Mushroom & Green Onion Frittata
This simple recipe is tasty and hearty, an appropriate meal as we head into the cooler months of fall and winter. Boyfriend and I made it for dinner this evening in under an hour and plan to have the leftover portion for breakfast in the morning with one of our fabulous fruit and green smoothies! This recipe can easily be made dairy-free with milk and cheese alternatives - we used almond milk and soy cheese.
- Preheat oven to 350 degrees.
- Place potatoes in a medium saucepan with enough water to cover. Bring to a boil and cook about 10 minutes, until tender but firm.
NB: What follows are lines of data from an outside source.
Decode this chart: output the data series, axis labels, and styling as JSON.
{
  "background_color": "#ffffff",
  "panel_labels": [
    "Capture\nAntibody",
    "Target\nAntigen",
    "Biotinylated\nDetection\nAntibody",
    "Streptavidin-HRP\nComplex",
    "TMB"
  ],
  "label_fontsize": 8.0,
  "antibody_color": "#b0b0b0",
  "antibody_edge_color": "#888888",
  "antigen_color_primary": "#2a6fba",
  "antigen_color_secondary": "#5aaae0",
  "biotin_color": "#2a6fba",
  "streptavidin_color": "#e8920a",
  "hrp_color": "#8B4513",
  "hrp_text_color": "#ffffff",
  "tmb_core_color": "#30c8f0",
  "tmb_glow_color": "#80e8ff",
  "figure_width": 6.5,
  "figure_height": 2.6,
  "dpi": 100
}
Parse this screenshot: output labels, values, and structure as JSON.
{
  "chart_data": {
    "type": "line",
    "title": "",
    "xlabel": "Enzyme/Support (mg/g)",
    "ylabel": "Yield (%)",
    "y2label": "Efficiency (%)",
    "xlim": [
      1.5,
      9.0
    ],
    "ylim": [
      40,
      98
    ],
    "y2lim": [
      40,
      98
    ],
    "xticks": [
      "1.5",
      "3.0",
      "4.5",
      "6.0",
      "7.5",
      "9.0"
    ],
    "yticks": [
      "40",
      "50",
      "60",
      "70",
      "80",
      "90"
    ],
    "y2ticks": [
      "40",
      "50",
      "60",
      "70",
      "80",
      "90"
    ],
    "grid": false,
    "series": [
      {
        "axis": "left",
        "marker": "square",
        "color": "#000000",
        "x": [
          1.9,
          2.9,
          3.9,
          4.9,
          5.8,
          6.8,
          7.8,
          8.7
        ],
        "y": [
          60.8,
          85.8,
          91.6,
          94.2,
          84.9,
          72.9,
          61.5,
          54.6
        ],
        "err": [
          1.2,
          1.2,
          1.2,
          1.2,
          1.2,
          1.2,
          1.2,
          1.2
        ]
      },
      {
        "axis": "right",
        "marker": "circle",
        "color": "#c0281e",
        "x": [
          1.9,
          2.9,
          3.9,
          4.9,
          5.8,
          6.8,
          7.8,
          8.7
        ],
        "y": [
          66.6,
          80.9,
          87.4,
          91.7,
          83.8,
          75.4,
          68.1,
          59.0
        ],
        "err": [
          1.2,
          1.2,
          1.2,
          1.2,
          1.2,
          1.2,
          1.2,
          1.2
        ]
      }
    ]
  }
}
Drain.
- Heat 1 tablespoon oil in a skillet over medium heat, add mushrooms, cook about 5 minutes or until mushrooms start to brown.
- Add a bit more oil and garlic, cook until garlic becomes fragrant, stirring into the mushrooms. Remove from heat - set aside in a bowl.
- Layer the potatoes in the bottom of the baking dish or oven-safe skillet. Evenly layer the other ingredients: mushroom and garlic mixture, then cheese, then green onions. Add a little salt and pepper in each layer (or as desired).
- In a small bowl, whisk the milk and eggs until fluffy. Mix oregano and sage into mixture at the end.
- Pour the egg mixture into the skillet over the other ingredients.
- Bake 25 minutes in the preheated oven, or until eggs are no longer runny and top is lightly browned.